La proposition de loi visant à « lever les contraintes à l’exercice du métier d’agriculteur », dite loi Duplomb, véritable régression des avancées en matière de santé et d’environnement, a été validée en commission paritaire le 30 juin, puis le 2 juillet au Sénat. Les députés de l’Assemblée nationale ont adopté définitivement le texte mardi 8 juillet .
La version initiale de la loi Duplomb a été pratiquement entièrement validée en commission paritaire par sept sénateurs et sept députés lundi 30 juin au Sénat, à 10 voix pour (RN, LR, centre et Renaissance) et 4 contre (PS et France insoumise) , puis par la Chambre haute le 2 juillet à 232 voix contre 103.
Le texte a été définitivement adopté, mardi 8 juillet, par les députés de l’Assemblée nationale à 316 voix pour, 223 contre et 25 abstentions.
Les demandes de la Fédération nationale des syndicats d’exploitants agricoles (FNSEA), Jeunes Agriculteurs (JA) et de la Coordination rurale ont donc été exaucées.

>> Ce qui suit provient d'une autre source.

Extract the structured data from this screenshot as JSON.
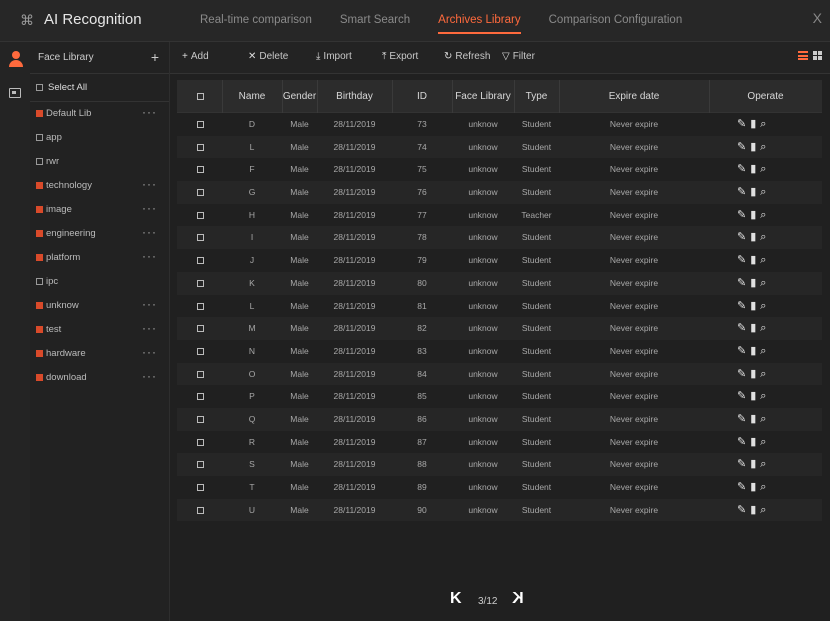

Le texte contient « les mesures les plus dangereuses », notamment la réintroduction du néonicotinoïde acétamipride, pour une durée de trois ans et sans limite, avec une évaluation au bout de trois ans « par un comité opaque qui ne rendra de compte à personne », alerte Aurélie Trouvé, député insoumise, membre de la Commission mixte paritaire (CMP).
Les députés accèdent également aux demandes de facilitation de construction des fermes-usines et de mégabassines. Ces retenues d’eau bénéficient désormais de la « raison impérative d’intérêt public majeur » (RIIPM), notion juridique permettant de manière très exceptionnelle de porter des atteintes à l’environnement. L’allègement des contrôles et la mise sous tutelle de l’Office français de la biodiversité ont aussi été validés.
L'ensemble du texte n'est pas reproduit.